Which would then give,

\(v^2_{rms}=v^2_{boom}=\cfrac{3RT_{boom}}{nM_m}\)  --- (*)

where \(n\) here is due to clustering, not the number of moles.

\(v^2_{boom}=\cfrac{3R.T_{boom}}{1.1447e^{0.003787T_{boom}}M_m}\)

\(v^2_{boom}=\cfrac{2.2897R.T_{boom}e^{-0.003787T_{boom}}}{M_m}\)

Furthermore,

\(\cfrac{\cfrac{1}{2}{M_m}v^2_{boom}}{\cfrac{1}{2}*2.2897R.T_{boom}}={e^{-0.003787T_{boom}}}\)

Let \(M_m=m_a.N\),  \(N\) is the number in one mole and \(m_a\) the particle mass,

\(\cfrac{\cfrac{1}{2}{m_a.N}v^2_{boom}}{\cfrac{1}{2}*3R.T_{boom}}={\cfrac{1}{1.1447}e^{-0.003787T_{boom}}}=\cfrac{1}{n}\)

which is the same when we manipulate (*).  Let

\(E_a=\cfrac{1}{2}{m_a}v^2_{boom}\)

\(\cfrac{E_a}{\cfrac{3}{2}\cfrac{R}{N}.T_{boom}}=\cfrac{1}{n}\)

\(\cfrac{E_a}{\cfrac{3}{2}k.T_{boom}}=\cfrac{1}{n}\)

where \(k=\cfrac{R}{N}\)

This expression follows directly from (*) and has nothing to do with the regression line.

\(\cfrac{3}{2}k.T_{boom}\) is thermal energy per particle.  \(E_a\) is kinetic energy per particle.

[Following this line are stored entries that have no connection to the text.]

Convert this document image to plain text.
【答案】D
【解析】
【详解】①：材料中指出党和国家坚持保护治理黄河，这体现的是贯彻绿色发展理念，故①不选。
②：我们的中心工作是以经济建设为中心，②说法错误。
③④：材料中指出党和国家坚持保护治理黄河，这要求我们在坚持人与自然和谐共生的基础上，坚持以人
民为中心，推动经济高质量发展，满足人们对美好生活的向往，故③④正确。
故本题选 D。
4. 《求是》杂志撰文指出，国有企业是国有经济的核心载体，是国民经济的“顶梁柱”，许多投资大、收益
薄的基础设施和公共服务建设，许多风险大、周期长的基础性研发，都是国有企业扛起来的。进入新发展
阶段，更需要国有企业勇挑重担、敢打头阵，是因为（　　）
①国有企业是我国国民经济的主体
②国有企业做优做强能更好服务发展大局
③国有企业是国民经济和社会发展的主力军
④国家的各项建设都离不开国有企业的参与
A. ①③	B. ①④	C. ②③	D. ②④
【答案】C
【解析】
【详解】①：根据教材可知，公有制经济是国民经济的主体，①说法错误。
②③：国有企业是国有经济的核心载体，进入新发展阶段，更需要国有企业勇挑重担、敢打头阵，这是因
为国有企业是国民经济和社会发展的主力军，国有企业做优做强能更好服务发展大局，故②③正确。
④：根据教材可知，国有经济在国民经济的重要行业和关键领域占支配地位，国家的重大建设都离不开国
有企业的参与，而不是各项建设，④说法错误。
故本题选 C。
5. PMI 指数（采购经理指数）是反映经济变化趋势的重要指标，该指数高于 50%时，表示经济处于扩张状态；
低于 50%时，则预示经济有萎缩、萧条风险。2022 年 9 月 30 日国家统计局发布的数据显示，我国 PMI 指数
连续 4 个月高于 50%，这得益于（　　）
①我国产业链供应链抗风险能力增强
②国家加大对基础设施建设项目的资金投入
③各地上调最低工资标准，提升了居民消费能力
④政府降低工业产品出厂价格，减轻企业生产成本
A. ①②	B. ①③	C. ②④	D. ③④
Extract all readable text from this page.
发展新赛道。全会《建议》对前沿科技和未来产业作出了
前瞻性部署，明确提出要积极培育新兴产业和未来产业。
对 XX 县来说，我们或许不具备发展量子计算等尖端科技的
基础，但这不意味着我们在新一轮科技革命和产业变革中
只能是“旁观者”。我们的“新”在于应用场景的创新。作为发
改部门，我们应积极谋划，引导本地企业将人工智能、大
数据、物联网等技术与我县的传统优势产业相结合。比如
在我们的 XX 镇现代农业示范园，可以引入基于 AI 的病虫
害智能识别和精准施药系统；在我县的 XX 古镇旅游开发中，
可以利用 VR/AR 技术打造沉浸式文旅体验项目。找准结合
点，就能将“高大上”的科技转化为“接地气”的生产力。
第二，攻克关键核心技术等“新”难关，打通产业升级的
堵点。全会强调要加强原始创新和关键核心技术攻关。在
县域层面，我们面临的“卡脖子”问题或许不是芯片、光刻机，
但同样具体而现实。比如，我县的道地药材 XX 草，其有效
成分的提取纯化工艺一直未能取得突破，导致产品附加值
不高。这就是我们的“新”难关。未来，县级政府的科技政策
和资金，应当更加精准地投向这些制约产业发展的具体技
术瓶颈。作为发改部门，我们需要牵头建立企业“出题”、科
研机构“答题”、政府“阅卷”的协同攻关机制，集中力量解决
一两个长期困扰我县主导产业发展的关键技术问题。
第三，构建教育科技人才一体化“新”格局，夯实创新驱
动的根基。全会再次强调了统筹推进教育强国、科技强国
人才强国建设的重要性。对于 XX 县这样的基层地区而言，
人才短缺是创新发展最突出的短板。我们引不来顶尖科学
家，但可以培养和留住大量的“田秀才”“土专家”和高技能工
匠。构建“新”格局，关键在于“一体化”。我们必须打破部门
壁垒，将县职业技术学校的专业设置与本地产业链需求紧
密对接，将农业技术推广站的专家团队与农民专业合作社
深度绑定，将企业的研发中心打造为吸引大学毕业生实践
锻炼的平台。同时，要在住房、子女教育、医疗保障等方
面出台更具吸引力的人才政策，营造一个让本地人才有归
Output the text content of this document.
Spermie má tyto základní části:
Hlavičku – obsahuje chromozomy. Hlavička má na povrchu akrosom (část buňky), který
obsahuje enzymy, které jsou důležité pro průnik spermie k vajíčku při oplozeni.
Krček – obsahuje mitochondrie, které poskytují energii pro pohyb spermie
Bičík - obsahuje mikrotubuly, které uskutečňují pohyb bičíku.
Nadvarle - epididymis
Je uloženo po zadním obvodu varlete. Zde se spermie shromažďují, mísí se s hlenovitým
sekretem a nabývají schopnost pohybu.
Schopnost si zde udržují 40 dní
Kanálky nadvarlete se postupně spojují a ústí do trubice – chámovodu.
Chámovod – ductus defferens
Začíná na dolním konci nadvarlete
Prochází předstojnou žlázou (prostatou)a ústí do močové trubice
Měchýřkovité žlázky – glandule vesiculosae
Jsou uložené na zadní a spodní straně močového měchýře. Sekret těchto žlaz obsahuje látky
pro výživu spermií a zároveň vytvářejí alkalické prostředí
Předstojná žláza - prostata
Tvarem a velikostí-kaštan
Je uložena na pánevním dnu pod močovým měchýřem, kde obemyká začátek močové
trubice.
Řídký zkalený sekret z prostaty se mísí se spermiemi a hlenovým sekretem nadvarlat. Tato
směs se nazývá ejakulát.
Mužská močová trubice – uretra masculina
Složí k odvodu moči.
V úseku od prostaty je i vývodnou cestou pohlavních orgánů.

\(n\) is then the ratio of ratio of thermal energy over kinetic energy per atom.  Given a distribution, \(n\) is the average number of times thermal energy is above kinetic energy.  Similarly, \(\cfrac{1}{n}\) is the average fraction of times kinetic energy is below thermal energy.  When we use a poisson distribution, \(\cfrac{1}{n}\) is the rate parameter, and the probability of a fraction \(\cfrac{1}{m}\) is given by,

\(P(\cfrac{1}{m})=e^{-\cfrac{1}{n}}.\cfrac{\cfrac{1}{n^m}}{m!}\) --- (**)

where \(\lambda=\cfrac{1}{n}\), that is \(n\) in \(E_a\) and so, \(m\) in \(E_a\) is \(\cfrac{1}{m}\).  Where the general interval of a Poisson distribution is replaced by \(E_a\) and the average number of events in the internal is replaced by the average number of \(n\) in \(E_a\) and so the probability of \(m\) events in the interval is the probability of \(m\) number in \(E_a\).  The probability mass function being,

\(P(m\,in\,interval)=e^{-\lambda}.\cfrac{\lambda^m}{m!}\)

From (**),

\(\cfrac{E_a}{\cfrac{3}{2}k.T_{boom}}=\cfrac{1}{m}\)

denotes a particular state of the particle where its thermal energy is \(m\) times its kinetic energy,  (**) becomes,

\(P(energy\,state\,m)=e^{-\cfrac{E_a}{k.\cfrac{3}{2}T_{boom}}}.\cfrac{\cfrac{1}{n^m}}{m!}\)


\(n\) here is the average number of times thermal kinetic energy of a particle is above its kinetic energy.  \(P(energy\,state\,m)\) is the probability mass function of \(m\) given \(n\); \(m\) is an integer.

Obviously,

\(P(energy\,state\,m)\propto e^{-\cfrac{E_a}{k.\cfrac{3}{2}T_{boom}}}\)

which would be the Boltzmann Distribution where

\(F(state)\propto e^{-\cfrac{E}{kT}}\)

if not for the factor \(\cfrac{3}{2}\) on \(T_{boom}\)

Clustering does not propagate back to the equation,

\(v_{boom}=3.4354*\cfrac{density}{Z}\)

because this expression requires the molecule to behave like a quasi-nucleus, with a concentration \(\psi\), subjected to collision.